Investigators are still struggling to determine what happened but say the crew was negligent. Prosecutors on Thursday indicted 15 surviving crew members and police have detained the head of the ship owner. The government promises new monitoring and regulations.
The disaster is a shock to this country, a former backwater that transformed itself into Asia’s fourth-largest economy. Many now question how far South Korea has really come.
“Down deep, most Koreans knew their claims of rapid development were exaggerated,” Tom Coyner, a Seoul-based editor of the Korea Economic Reader. “But few expected an incident of the scale of this tragedy to be rubbed in their faces as much as it has.”
At Danwon High, black hearse limos drive down the hill out of the school.
Over coffee at a cafe nearby, Park Jong-dae removes his glasses. He rubs his temples, and speaks of those critical last moments in which his 17-year-old son, Park Su-hyun and others might have escaped, but were told to stay put.
“The crew ordered them to stay inside the ferry. They told them they were safer there,” Park said. “That’s what I cannot understand. Our children didn’t die in an accident, OK? They were murdered.”

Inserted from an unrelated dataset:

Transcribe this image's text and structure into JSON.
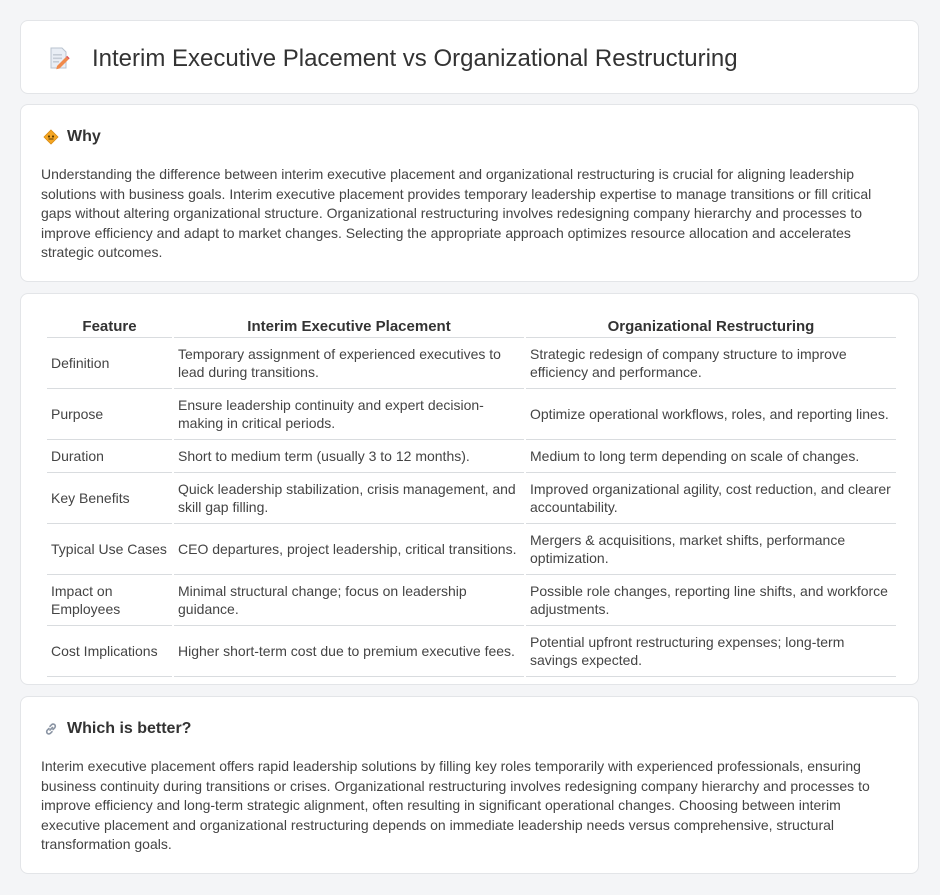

Divers have recovered the bodies of Lim Hyun-jin and Park Si-chan. Si-chan’s father said he regrets the advice he gave his son to blindly follow authorities.
“It’s important, in Korean culture, to listen to adults. My son listened well. He was obedient. And I praised him for that,” Joseph Park said. “But if I could talk to him again, I’d tell him: Listen to adults, but it is equally important to think for yourself, to make your own decisions in life.”